Была в Денисе Григорьевиче, в его оболочке, особая лощеность – не подчеркнутая, не комплексующая, а немного небрежная и оттого как бы естественная. Своим манерам и голосу он с юности старался придать нотки воспитанности, и так это вошло в привычку его, что делал он это вовсе не для того, чтобы произвести впечатление на людей, водившихся вокруг него, а ему приятно было так делать, и он самым серьезным образом полагал, что все это составляет его настоящий облик: все эти бальзамы, одеколоны, чистая дорогая одежда, всегда подходящая к случаю, но и чуточку фривольная, аккуратная прическа, отнюдь не зачесанная на благородную блестящую лысинку – он лысинки не стеснялся, – умеренное пузцо, отмеренная мимика, подчеркнутое обращение на «вы» к тем, кого он считал маргиналами, умение чинно и охотно вести светскую беседу, а кроме того, пристрастие к хорошему вину, тонкая разборчивость в кухне и еще те маленькие дорогие предметы вроде старого серебряного портсигара, в котором скромное серебро подчеркивало великолепие маленького бриллианта, вделанного в чеканный крест на крышке.

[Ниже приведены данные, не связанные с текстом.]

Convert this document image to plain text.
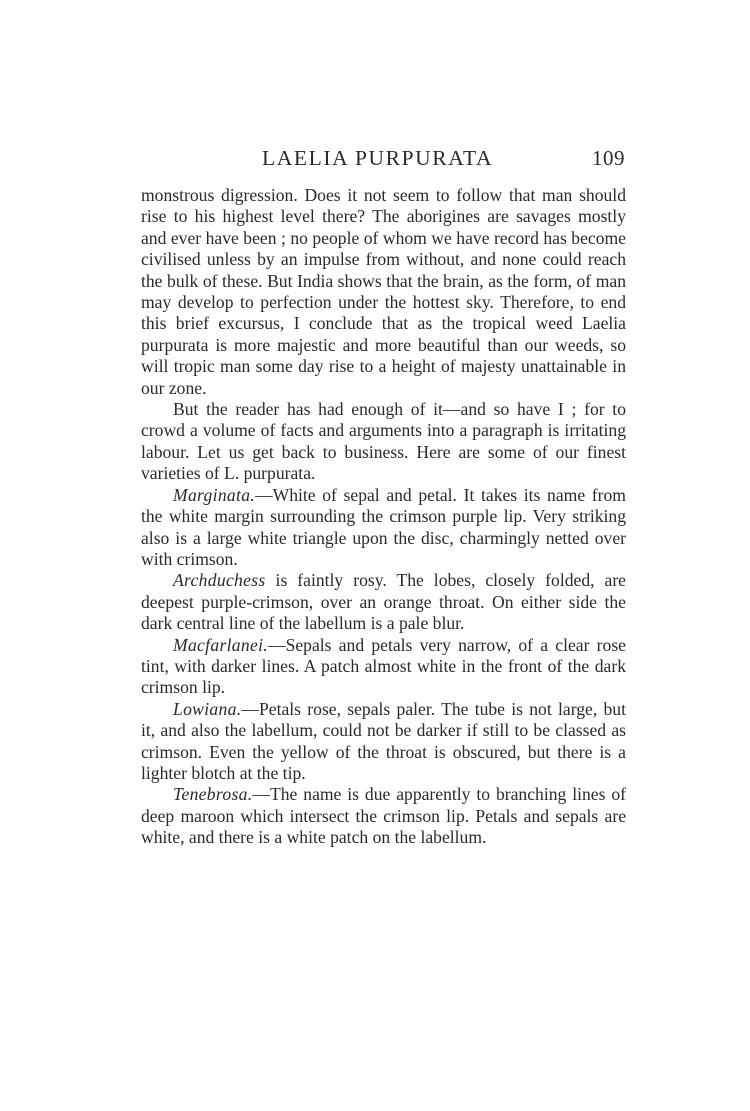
LAELIA PURPURATA	109

monstrous digression. Does it not seem to follow that man should rise to his highest level there? The aborigines are savages mostly and ever have been ; no people of whom we have record has become civilised unless by an impulse from without, and none could reach the bulk of these. But India shows that the brain, as the form, of man may develop to perfection under the hottest sky. Therefore, to end this brief excursus, I conclude that as the tropical weed Laelia purpurata is more majestic and more beautiful than our weeds, so will tropic man some day rise to a height of majesty unattainable in our zone.

But the reader has had enough of it—and so have I ; for to crowd a volume of facts and arguments into a paragraph is irritating labour. Let us get back to business. Here are some of our finest varieties of L. purpurata.

Marginata.—White of sepal and petal. It takes its name from the white margin surrounding the crimson purple lip. Very striking also is a large white triangle upon the disc, charmingly netted over with crimson.

Archduchess is faintly rosy. The lobes, closely folded, are deepest purple-crimson, over an orange throat. On either side the dark central line of the labellum is a pale blur.

Macfarlanei.—Sepals and petals very narrow, of a clear rose tint, with darker lines. A patch almost white in the front of the dark crimson lip.

Lowiana.—Petals rose, sepals paler. The tube is not large, but it, and also the labellum, could not be darker if still to be classed as crimson. Even the yellow of the throat is obscured, but there is a lighter blotch at the tip.

Tenebrosa.—The name is due apparently to branching lines of deep maroon which intersect the crimson lip. Petals and sepals are white, and there is a white patch on the labellum.
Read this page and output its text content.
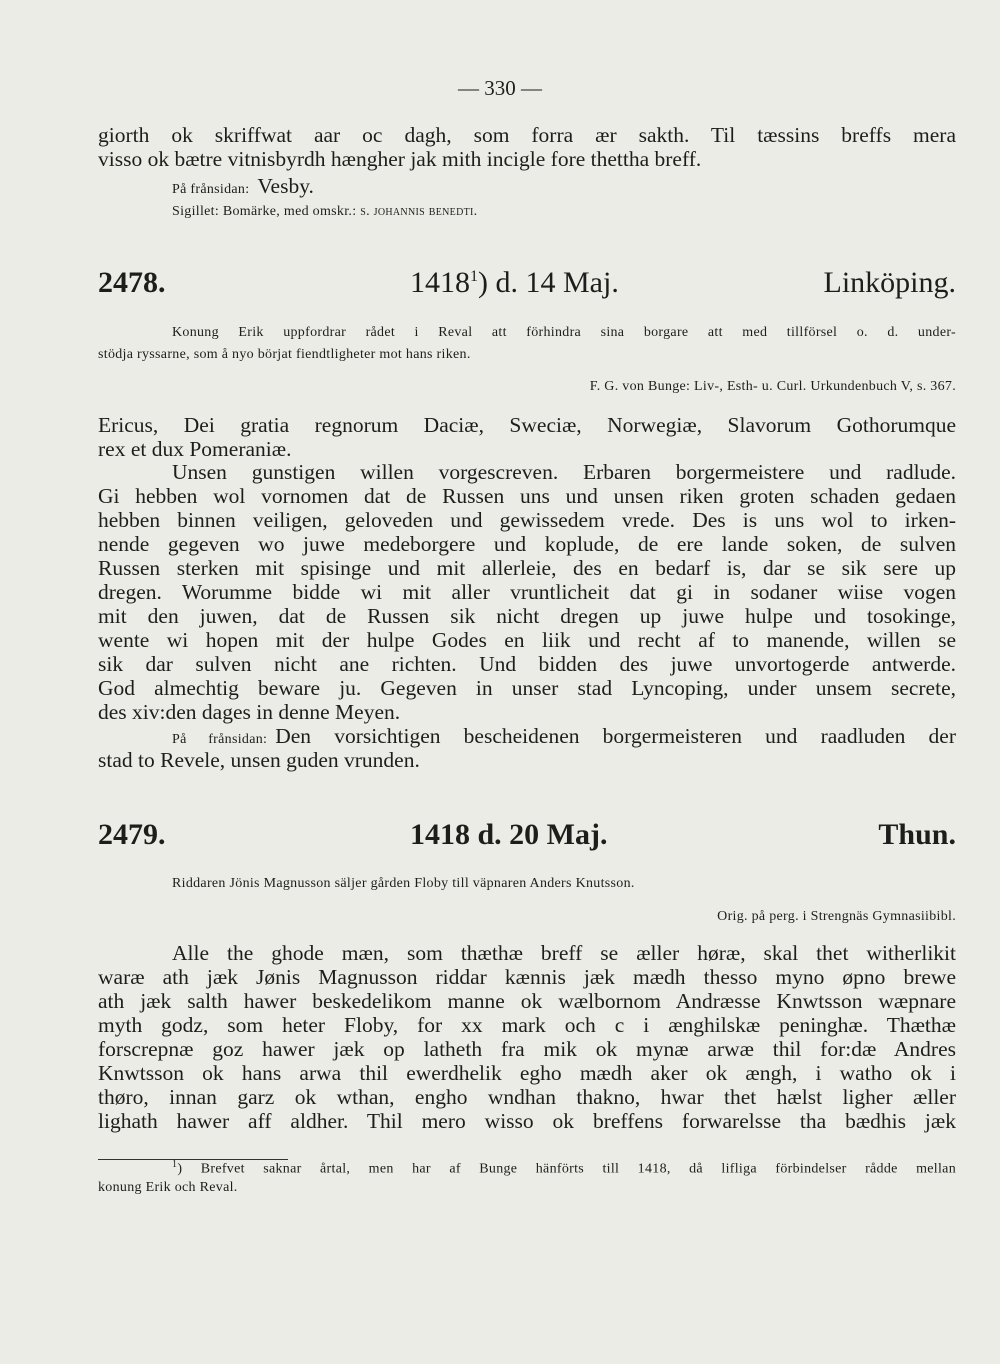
— 330 —

giorth ok skriffwat aar oc dagh, som forra ær sakth. Til tæssins breffs mera

visso ok bætre vitnisbyrdh hængher jak mith incigle fore thettha breff.

På frånsidan: Vesby.

Sigillet: Bomärke, med omskr.: s. johannis benedti.

2478.	1418$^1$) d. 14 Maj.	Linköping.

Konung Erik uppfordrar rådet i Reval att förhindra sina borgare att med tillförsel o. d. under-

stödja ryssarne, som å nyo börjat fiendtligheter mot hans riken.

F. G. von Bunge: Liv-, Esth- u. Curl. Urkundenbuch V, s. 367.

Ericus, Dei gratia regnorum Daciæ, Sweciæ, Norwegiæ, Slavorum Gothorumque

rex et dux Pomeraniæ.

Unsen gunstigen willen vorgescreven. Erbaren borgermeistere und radlude.

Gi hebben wol vornomen dat de Russen uns und unsen riken groten schaden gedaen

hebben binnen veiligen, geloveden und gewissedem vrede. Des is uns wol to irken-

nende gegeven wo juwe medeborgere und koplude, de ere lande soken, de sulven

Russen sterken mit spisinge und mit allerleie, des en bedarf is, dar se sik sere up

dregen. Worumme bidde wi mit aller vruntlicheit dat gi in sodaner wiise vogen

mit den juwen, dat de Russen sik nicht dregen up juwe hulpe und tosokinge,

wente wi hopen mit der hulpe Godes en liik und recht af to manende, willen se

sik dar sulven nicht ane richten. Und bidden des juwe unvortogerde antwerde.

God almechtig beware ju. Gegeven in unser stad Lyncoping, under unsem secrete,

des xiv:den dages in denne Meyen.

På frånsidan: Den vorsichtigen bescheidenen borgermeisteren und raadluden der

stad to Revele, unsen guden vrunden.

2479.	1418 d. 20 Maj.	Thun.

Riddaren Jönis Magnusson säljer gården Floby till väpnaren Anders Knutsson.

Orig. på perg. i Strengnäs Gymnasiibibl.

Alle the ghode mæn, som thæthæ breff se æller høræ, skal thet witherlikit

waræ ath jæk Jønis Magnusson riddar kænnis jæk mædh thesso myno øpno brewe

ath jæk salth hawer beskedelikom manne ok wælbornom Andræsse Knwtsson wæpnare

myth godz, som heter Floby, for xx mark och c i ænghilskæ peninghæ. Thæthæ

forscrepnæ goz hawer jæk op latheth fra mik ok mynæ arwæ thil for:dæ Andres

Knwtsson ok hans arwa thil ewerdhelik egho mædh aker ok ængh, i watho ok i

thøro, innan garz ok wthan, engho wndhan thakno, hwar thet hælst ligher æller

lighath hawer aff aldher. Thil mero wisso ok breffens forwarelsse tha bædhis jæk

$^1$) Brefvet saknar årtal, men har af Bunge hänförts till 1418, då lifliga förbindelser rådde mellan

konung Erik och Reval.
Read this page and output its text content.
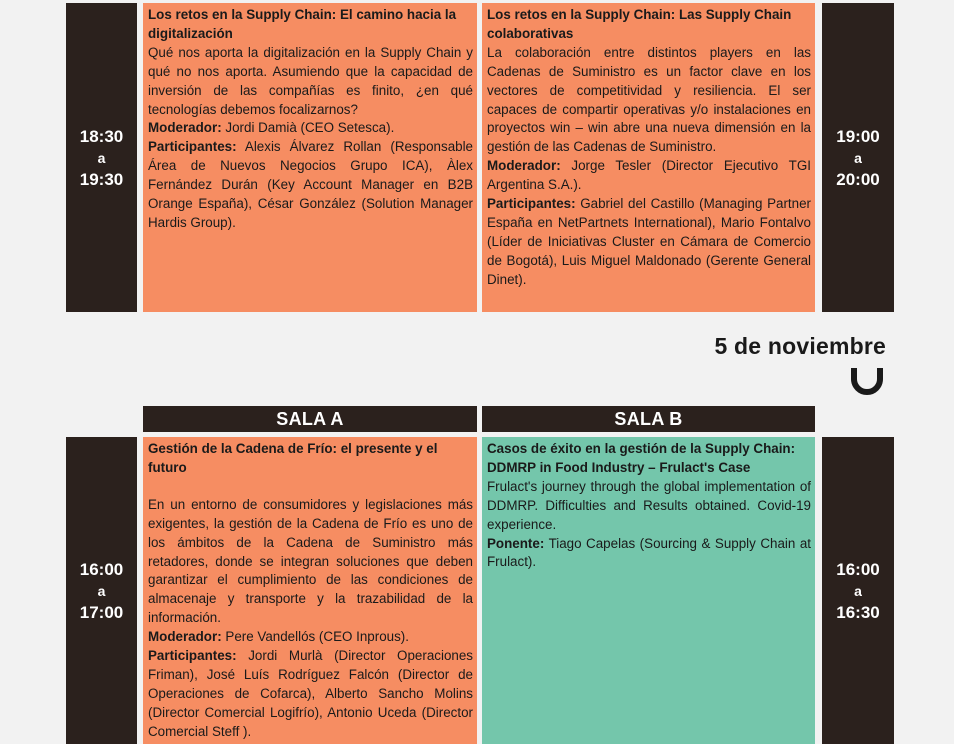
18:30
a
19:30
Los retos en la Supply Chain: El camino hacia la digitalización
Qué nos aporta la digitalización en la Supply Chain y qué no nos aporta. Asumiendo que la capacidad de inversión de las compañías es finito, ¿en qué tecnologías debemos focalizarnos?
Moderador: Jordi Damià (CEO Setesca).
Participantes: Alexis Álvarez Rollan (Responsable Área de Nuevos Negocios Grupo ICA), Àlex Fernández Durán (Key Account Manager en B2B Orange España), César González (Solution Manager Hardis Group).
Los retos en la Supply Chain: Las Supply Chain colaborativas
La colaboración entre distintos players en las Cadenas de Suministro es un factor clave en los vectores de competitividad y resiliencia. El ser capaces de compartir operativas y/o instalaciones en proyectos win – win abre una nueva dimensión en la gestión de las Cadenas de Suministro.
Moderador: Jorge Tesler (Director Ejecutivo TGI Argentina S.A.).
Participantes: Gabriel del Castillo (Managing Partner España en NetPartnets International), Mario Fontalvo (Líder de Iniciativas Cluster en Cámara de Comercio de Bogotá), Luis Miguel Maldonado (Gerente General Dinet).
19:00
a
20:00
5 de noviembre
SALA A	SALA B
16:00
a
17:00
Gestión de la Cadena de Frío: el presente y el futuro
En un entorno de consumidores y legislaciones más exigentes, la gestión de la Cadena de Frío es uno de los ámbitos de la Cadena de Suministro más retadores, donde se integran soluciones que deben garantizar el cumplimiento de las condiciones de almacenaje y transporte y la trazabilidad de la información.
Moderador: Pere Vandellós (CEO Inprous).
Participantes: Jordi Murlà (Director Operaciones Friman), José Luís Rodríguez Falcón (Director de Operaciones de Cofarca), Alberto Sancho Molins (Director Comercial Logifrío), Antonio Uceda (Director Comercial Steff ).
Casos de éxito en la gestión de la Supply Chain: DDMRP in Food Industry – Frulact's Case
Frulact's journey through the global implementation of DDMRP. Difficulties and Results obtained. Covid-19 experience.
Ponente: Tiago Capelas (Sourcing & Supply Chain at Frulact).	16:00
a
16:30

Но было в Денисе Григорьевиче и некое упущение, то, что мутной обеспокоенностью глодало его, о чем бы он, впрочем, никогда и не догадался, если бы не первая его жена – Люсьен, Люся. Невольно подмешивались к его аристократическому пафосу врожденные задатки мальчика из простой семьи железнодорожного проводника, колесившего по матушке России от Владивостока до Красноярска и наживавшего умеренно безопасную копейку на мелких вагонных спекуляциях и подвозе на ночных перегонах таежных зайцев. И хотя умел Денис Григорьевич пристойно вести себя за столом и пользовался ножом и вилкой, аристократизм его волей-неволей оборачивался в обычное мещанское «красиво жить не запретишь»: он просто не знал иного применения аристократизму. И, сидя за столом в гостях, он совершенно безотчетно выбирал из нарезки кусочек самый сытный, а делая в магазине покупки, мог устроить грандиозную (правда, в выдержанных тонах) разборку с вызовом директора по поводу обсчета – не из обостренного чувства справедливости, а просто по-настоящему жалко ему было зажиленного продавщицей трояка. Однажды из-за толчеи на бензоколонке Денис Григорьевич заправил свою «тойоту» за чужой счет – не специально, случайно, но был этим весьма доволен и несколько дней снова и снова переживал щекотливое чувство удачи. Вот уж за что он стал ненавидеть Люсьен, так за то, что она говорила ему в глаза: «Ты жмот чванливый, сбить бы с тебя спесь, тебе надо было в кабаке работать человеком или – еще лучше – на базаре за прилавком стоять, а ты в моря подался…» Он злился на Люсьен тихой, неистовой, но и невысказываемой злобой, потому что невольно признавал за ней: прозорливая баба.
Со второй супругой не повезло Денису Григорьевичу по другой причине. Вторая была проще и глупее, да что там, Денис Григорьевич признавался сам себе: была она откровенной дурой. Зато красивой. Но сам же, намучившись с хитрой и опытной Люсьен, такую глупенькую и выбрал. Глупость Вероники в первую же путину вылилась в такой неприкрытый блуд, в такие откровенно нелепые, непродуманные ее похождения, что все управление ржало над Денисом Григорьевичем. В ином случае он бы простил, ведь он прекрасно понимал (со смирением) теорему о мужчине в море и женщине на берегу, – он бы простил интимное свое унижение, но обнародованного позора простить не мог.